38. The Forer Effect
We think vague personality descriptions apply to us.
Also known as the Barnum effect after the famous showman P.T. Barnum, the Forer effect describes our natural tendency to think that a generic personality description applies specifically to us.
For example, any description in a newspaper horoscope.
39. The Lake Wobegon Effect
We tend to rate ourselves better than average.
The ‘Lake Wobegon effect’ is sometimes known as the ‘better-than-average effect’ or the ‘superiority bias’.
It refers to a fictional town featured in a recurring segment, ‘News from Lake Wobegon’, for an American radio programme.
E.g. 80% of drivers rate themselves as better than average.
40. The IKEA Effect
We value things more if we’re involved in making or creating them.
Have you ever had a garage sale and been completely insulted when someone offered you a low price (in your opinion) for a cabinet that you once made?
If so, it is because you are experiencing the IKEA effect.
This effect explains that we place a disproportionately high value on self-made products and find it hard to part with them.

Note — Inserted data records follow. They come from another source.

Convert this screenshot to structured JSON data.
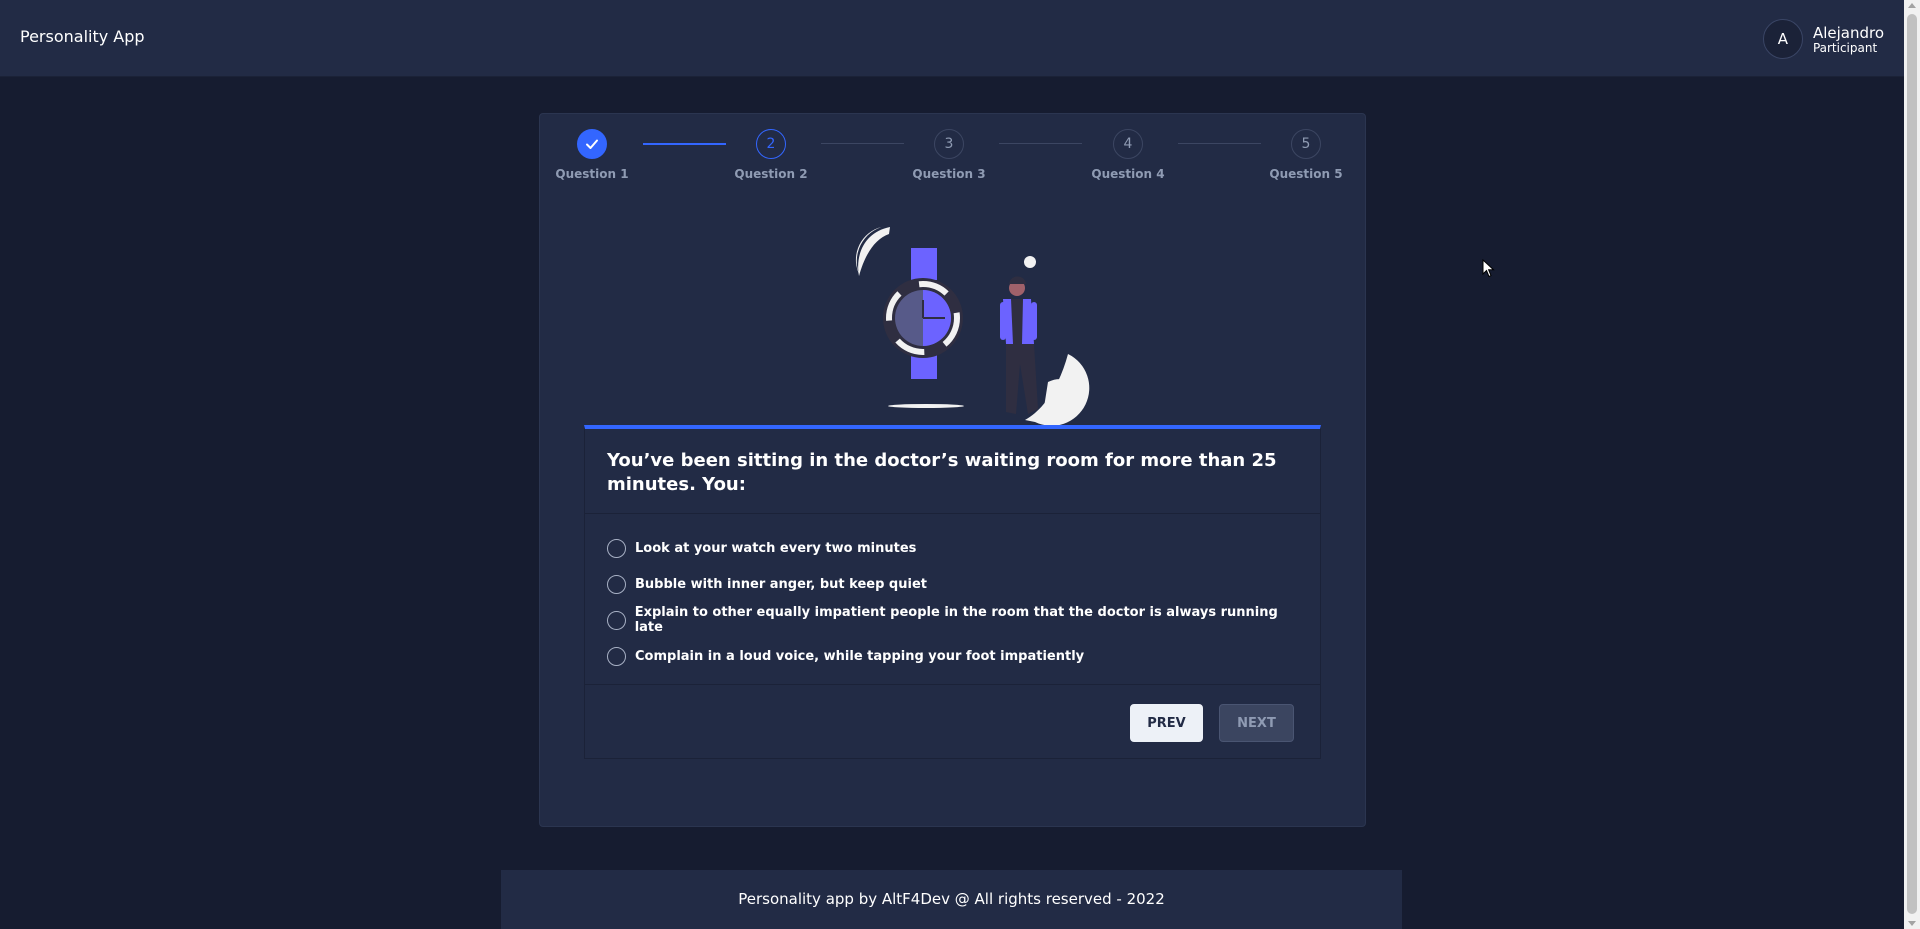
{
  "header": {
    "app_title": "Personality App"
  },
  "user": {
    "avatar_initial": "A",
    "name": "Alejandro",
    "role": "Participant"
  },
  "stepper": {
    "steps": [
      {
        "number": "1",
        "label": "Question 1",
        "state": "done"
      },
      {
        "number": "2",
        "label": "Question 2",
        "state": "active"
      },
      {
        "number": "3",
        "label": "Question 3",
        "state": "pending"
      },
      {
        "number": "4",
        "label": "Question 4",
        "state": "pending"
      },
      {
        "number": "5",
        "label": "Question 5",
        "state": "pending"
      }
    ]
  },
  "question": {
    "text": "You’ve been sitting in the doctor’s waiting room for more than 25 minutes. You:",
    "options": [
      "Look at your watch every two minutes",
      "Bubble with inner anger, but keep quiet",
      "Explain to other equally impatient people in the room that the doctor is always running late",
      "Complain in a loud voice, while tapping your foot impatiently"
    ]
  },
  "buttons": {
    "prev": "PREV",
    "next": "NEXT"
  },
  "footer": {
    "text": "Personality app by AltF4Dev @ All rights reserved - 2022"
  },
  "colors": {
    "accent": "#3366ff",
    "background": "#161c30",
    "surface": "#222b45",
    "illustration_purple": "#6c63ff"
  }
}
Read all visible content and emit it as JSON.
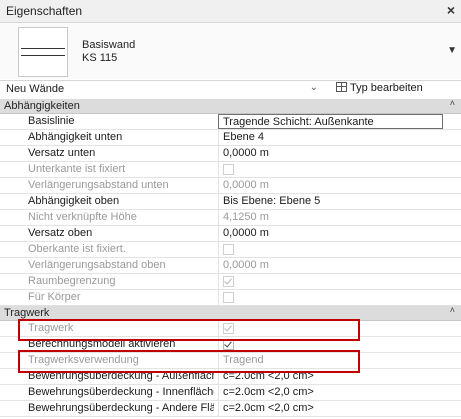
{
  "window": {
    "title": "Eigenschaften",
    "close_label": "×"
  },
  "type_selector": {
    "family": "Basiswand",
    "type": "KS 115"
  },
  "filter": {
    "value": "Neu Wände",
    "edit_type_label": "Typ bearbeiten"
  },
  "groups": [
    {
      "label": "Abhängigkeiten",
      "collapse_glyph": "˄"
    },
    {
      "label": "Tragwerk",
      "collapse_glyph": "˄"
    }
  ],
  "constraints": [
    {
      "name": "Basislinie",
      "value": "Tragende Schicht: Außenkante",
      "state": "selected"
    },
    {
      "name": "Abhängigkeit unten",
      "value": "Ebene 4"
    },
    {
      "name": "Versatz unten",
      "value": "0,0000 m"
    },
    {
      "name": "Unterkante ist fixiert",
      "checkbox": false,
      "state": "disabled"
    },
    {
      "name": "Verlängerungsabstand unten",
      "value": "0,0000 m",
      "state": "disabled"
    },
    {
      "name": "Abhängigkeit oben",
      "value": "Bis Ebene: Ebene 5"
    },
    {
      "name": "Nicht verknüpfte Höhe",
      "value": "4,1250 m",
      "state": "disabled"
    },
    {
      "name": "Versatz oben",
      "value": "0,0000 m"
    },
    {
      "name": "Oberkante ist fixiert.",
      "checkbox": false,
      "state": "disabled"
    },
    {
      "name": "Verlängerungsabstand oben",
      "value": "0,0000 m",
      "state": "disabled"
    },
    {
      "name": "Raumbegrenzung",
      "checkbox": true,
      "state": "disabled"
    },
    {
      "name": "Für Körper",
      "checkbox": false,
      "state": "disabled"
    }
  ],
  "structural": [
    {
      "name": "Tragwerk",
      "checkbox": true,
      "state": "disabled"
    },
    {
      "name": "Berechnungsmodell aktivieren",
      "checkbox": true
    },
    {
      "name": "Tragwerksverwendung",
      "value": "Tragend",
      "state": "disabled"
    },
    {
      "name": "Bewehrungsüberdeckung - Außenfläche",
      "value": "c=2.0cm <2,0 cm>"
    },
    {
      "name": "Bewehrungsüberdeckung - Innenfläche",
      "value": "c=2.0cm <2,0 cm>"
    },
    {
      "name": "Bewehrungsüberdeckung - Andere Flächen",
      "value": "c=2.0cm <2,0 cm>"
    }
  ],
  "colors": {
    "highlight": "#c00000",
    "group_bg": "#dcdcdc"
  }
}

41. The Gell-Mann Amnesia Effect
Taking the news at face value even when we know it’s likely wrong.
The Gell-Mann Amnesia effect describes the phenomenon of believing newspaper articles outside your area of expertise, despite acknowledging that neighbouring articles in your area of expertise are completely inaccurate.
It’s named after the Nobel Prize-winning physicist Murray Gell-Mann because the author Micheal Crichton who coined the term, spoke to the renowned scientist about the phenomenon.
42. The Streisand Effect
The coverup can be worse than the crime.
The Streisand effect is named after the American singer and actress Barbara Streisand.
She once attempted to prevent a photographer from publishing an image of the California coastline that happened to include her mansion.
Attempting to censor this information had the unintended consequence of increasing awareness of it.